Had I not been making much sense?

“The eyes, man! Your fuckin’ eyes. One’s blue, one’s, like, black – it’s spookin’ me out…”

“Atrofine.”

“Wow.”

Many years later, I went to have a routine inspection of my left eye at a clinic in Swindon. The doctor was about my age and gave it a good going over. He switched off his equipment. “All seems fine.” He hesitated, as if about to embark on a confidence. “If I may ask, was this operation done in Moorfields by Mr Bird?”

I confessed that it was. Could it be possible that this was a big cheat and that the consultant had lasered his initials into my retina? One hears of such stories.

“I recognised his style,” he said with pardonable smugness. “I studied under him.”

I wondered if his name was Tom or Mike and if he had at one time been fascinated by finger lengths, but said nothing.

“How come you ended up at Moorfields?” he asked.

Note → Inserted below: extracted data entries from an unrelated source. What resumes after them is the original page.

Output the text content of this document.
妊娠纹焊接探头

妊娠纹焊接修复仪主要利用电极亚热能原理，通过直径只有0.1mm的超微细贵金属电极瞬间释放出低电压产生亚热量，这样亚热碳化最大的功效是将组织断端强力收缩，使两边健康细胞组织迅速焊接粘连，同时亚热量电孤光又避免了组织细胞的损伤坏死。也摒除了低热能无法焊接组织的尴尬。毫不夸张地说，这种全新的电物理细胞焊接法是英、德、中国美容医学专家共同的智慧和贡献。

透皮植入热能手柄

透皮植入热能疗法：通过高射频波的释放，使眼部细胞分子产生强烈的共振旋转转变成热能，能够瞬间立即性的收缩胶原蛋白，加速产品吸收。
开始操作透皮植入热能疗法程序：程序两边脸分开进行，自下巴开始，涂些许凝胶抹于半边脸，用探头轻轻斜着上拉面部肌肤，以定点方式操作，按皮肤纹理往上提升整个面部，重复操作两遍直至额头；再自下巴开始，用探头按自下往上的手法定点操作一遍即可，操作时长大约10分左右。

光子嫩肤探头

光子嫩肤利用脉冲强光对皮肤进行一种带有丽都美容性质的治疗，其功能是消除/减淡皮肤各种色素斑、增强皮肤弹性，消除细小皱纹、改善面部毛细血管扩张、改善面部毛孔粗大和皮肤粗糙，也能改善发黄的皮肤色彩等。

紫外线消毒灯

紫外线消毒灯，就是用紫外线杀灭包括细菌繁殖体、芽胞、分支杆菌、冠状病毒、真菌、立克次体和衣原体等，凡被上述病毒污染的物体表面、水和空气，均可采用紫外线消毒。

I told him. “Do you know how lucky you were?” I said I didn’t, although admitted that the word kept cropping up.

“I’m not surprised.” He sat down. “At that time there were only half a dozen hospitals in the world that could do this operation. Three were in the USSR, one in France, one in the USA. Moorfields was the other. Mr Bird was the best, probably the best of all of them everywhere. How come he operated on you?”

“He had a cancellation.”

He shook his head. “Lucky you. He was about the only person who knew what he was doing. Same sort of time, Mrs Thatcher had a detached retina. She went into a fancy private clinic. They screwed it up. She went blind in that eye.” My mind went back to my awful, but successful and free, experience and tried to contrast this with what Mrs T would have said when confronted with a hefty bill for 50% vision. I shuddered. Lucky, lucky me.

“All OK?” Penny said when I came out of the consulting room.

“It’s all fine,” I said. “I’ve been lucky. I’ll tell you in the car.”

So, Mr Bird, this is for you. And Steve, my fellow detachee and trouser-sharer. Wherever you both are, I wish all the very best things in life to both of you. As for Chris, you still know so much. I just hope you don’t have to diagnose anything else for me. Even Tom and Mike I’ve forgiven – though I doubt Mr Bird ever did.